On a 15-2 vote, Houston City Council today approved Mayor Annise Parker’s plan to create the Forensic Science Local Government Corporation (LGC) and confirmed the nine-member board of directors to oversee the LGC.
“We want an independent crime lab operation that is held to the highest standards of science, run effectively and efficiently and not swayed by politics or the desires of police and prosecutors,” said Mayor Parker. “It is just as evil to allow someone who has committed a heinous crime to go free as it is to incorrectly convict someone who is innocent. Today’s vote was an important and necessary step in my goal of restoring faith in our forensic activities,”
Mayor Parker’s plan is consistent with the principles of a landmark 2009 study by the National Academy of Science. Her idea was applauded in a recent article in the National Law Journal:
“One city that’s on the right track is Houston, where Mayor Annise Parker has called for an independent crime lab, which would report to an independent board, rather than the police or prosecutor’s office. Parker has the right idea — first, and foremost, because it matters who’s boss. If you work for the police, you tend to see things from that point of view. Same goes for the prosecution. Usually, it is not a conscious thing. You want to be fair and unbiased, and you think you are. But when the boss hopes you’ll find evidence to support her point of view, your mistakes may lean in that direction.”

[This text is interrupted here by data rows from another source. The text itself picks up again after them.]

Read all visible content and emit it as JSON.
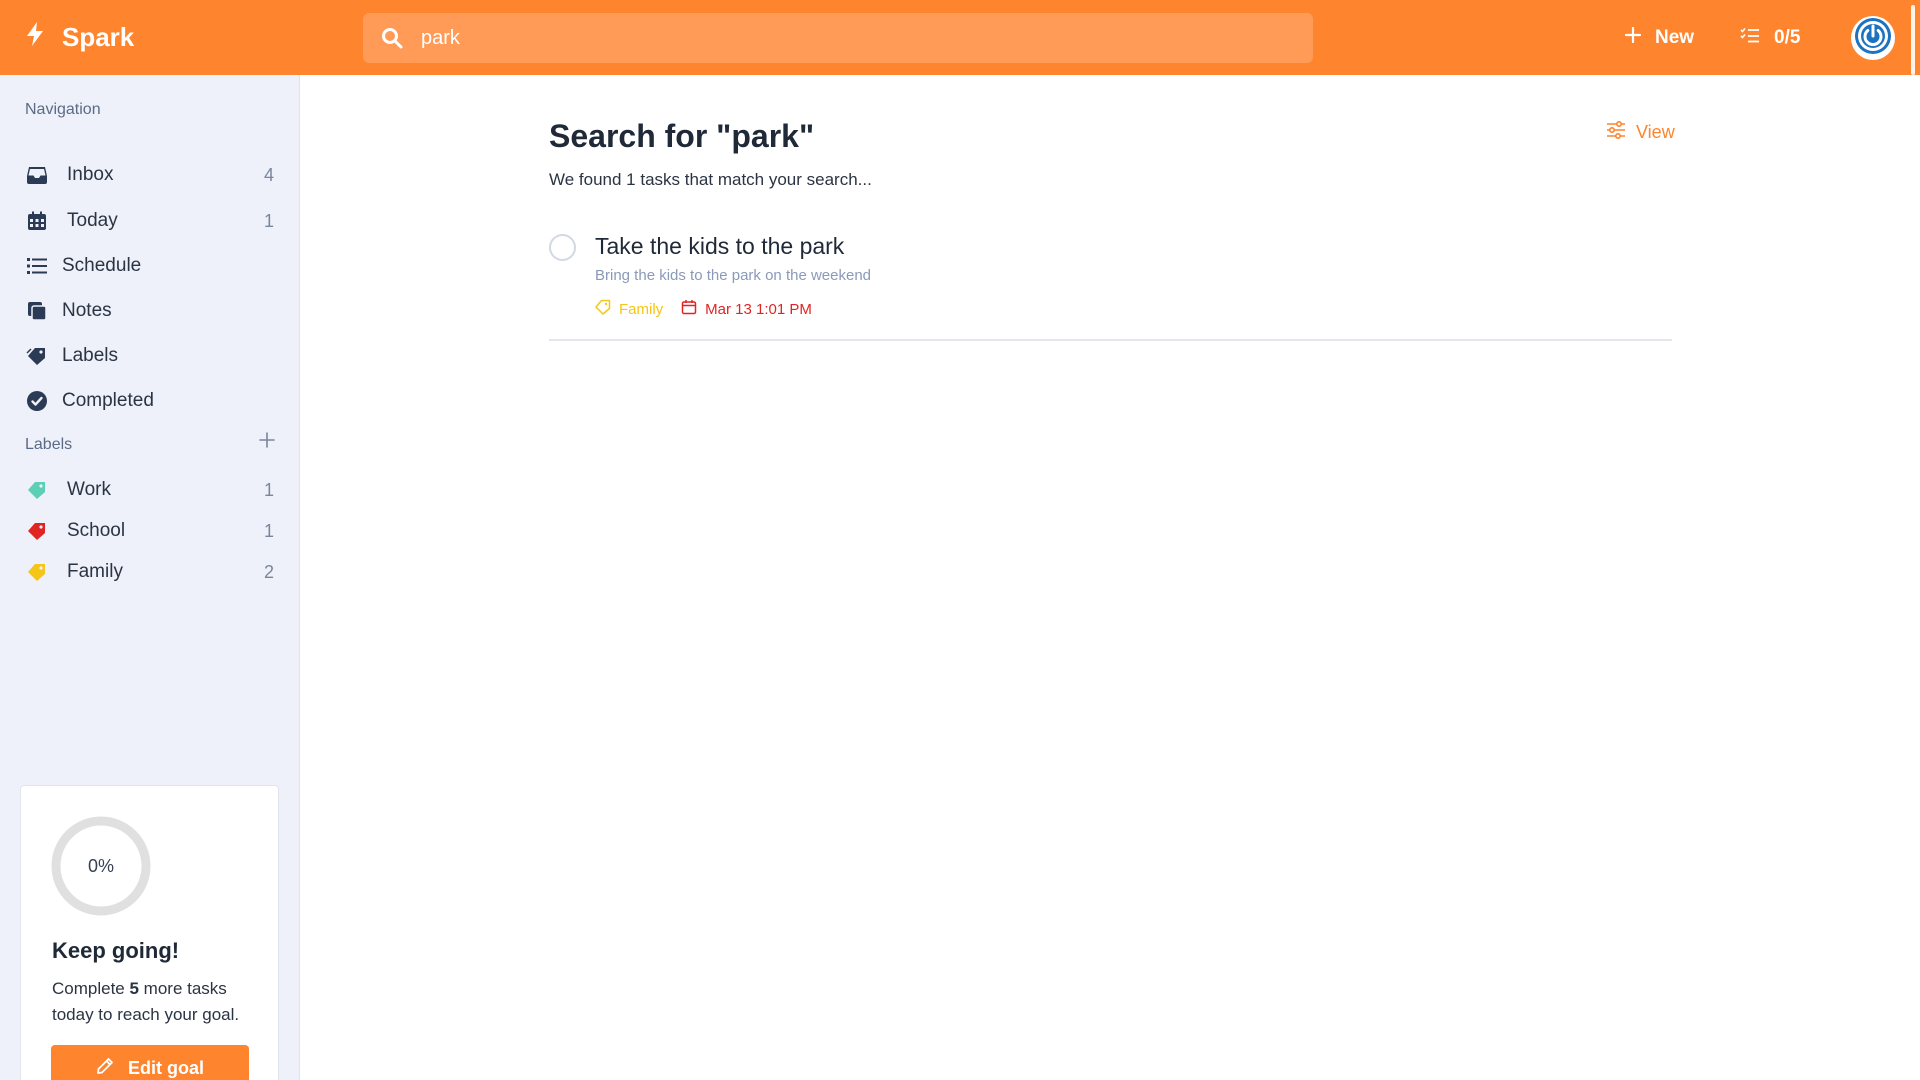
{
  "app": {
    "name": "Spark"
  },
  "search": {
    "value": "park"
  },
  "header": {
    "new_label": "New",
    "progress": "0/5"
  },
  "sidebar": {
    "nav_title": "Navigation",
    "nav_items": [
      {
        "label": "Inbox",
        "count": "4",
        "icon": "inbox-icon"
      },
      {
        "label": "Today",
        "count": "1",
        "icon": "calendar-icon"
      },
      {
        "label": "Schedule",
        "count": "",
        "icon": "list-icon"
      },
      {
        "label": "Notes",
        "count": "",
        "icon": "notes-icon"
      },
      {
        "label": "Labels",
        "count": "",
        "icon": "tags-icon"
      },
      {
        "label": "Completed",
        "count": "",
        "icon": "check-circle-icon"
      }
    ],
    "labels_title": "Labels",
    "labels": [
      {
        "label": "Work",
        "count": "1",
        "color": "#5ccfb5"
      },
      {
        "label": "School",
        "count": "1",
        "color": "#e02424"
      },
      {
        "label": "Family",
        "count": "2",
        "color": "#f5c518"
      }
    ]
  },
  "goal": {
    "percent": "0%",
    "title": "Keep going!",
    "text_before": "Complete ",
    "remaining": "5",
    "text_after": " more tasks today to reach your goal.",
    "button_label": "Edit goal"
  },
  "main": {
    "title": "Search for \"park\"",
    "subtitle": "We found 1 tasks that match your search...",
    "view_label": "View",
    "tasks": [
      {
        "title": "Take the kids to the park",
        "description": "Bring the kids to the park on the weekend",
        "label": "Family",
        "label_color": "#f5c518",
        "due": "Mar 13 1:01 PM",
        "due_color": "#e02424"
      }
    ]
  },
  "colors": {
    "accent": "#fe842e",
    "sidebar_bg": "#eef1f9"
  }
}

The LGC’s board of directors will set policy for the forensics science center, balance the interests of the public and law enforcement with the rights of the accused and help ensure integrity of operation and sound financial management. The board’s first tasks will include:
Scheduling an organizational meeting
Learning about open meetings and public information laws
Developing goals for the next 60 days and determining tentative schedule for future meetings.
Meeting with the current crime lab director and touring the lab
The chair of the nine-member board is District 137 State Representative Scott Hochberg. The rest of the panel is comprised of the following:
Enrique V. Barrera, Professor, Department of Mechanical Engineering and Materials Science, Rice University
Willie E. B. Blackmon, retired, Judge Advocate, United States Air Force
Nicole B. Ca′sarez, Professor, Communication Department, University of St. Thomas
Donna Fujimoto Cole, Founder, Cole Chemical and Distributing, Inc.
Art Contreras, retired United States Marshal, Southern District of Texas
Marcia Johnson, Professor, Thurgood Marshall School of Law
Catherine Lamboley, retired, Senior Vice President and General Counsel, Shell Oil Company
Sandra Guerra Thompson, Professor, University of Houston Law Center
The plan approved by City Council today does not preclude future expansion of the LGC to accommodate Harris County’s participation. Mayor Parker says talks with the county continue.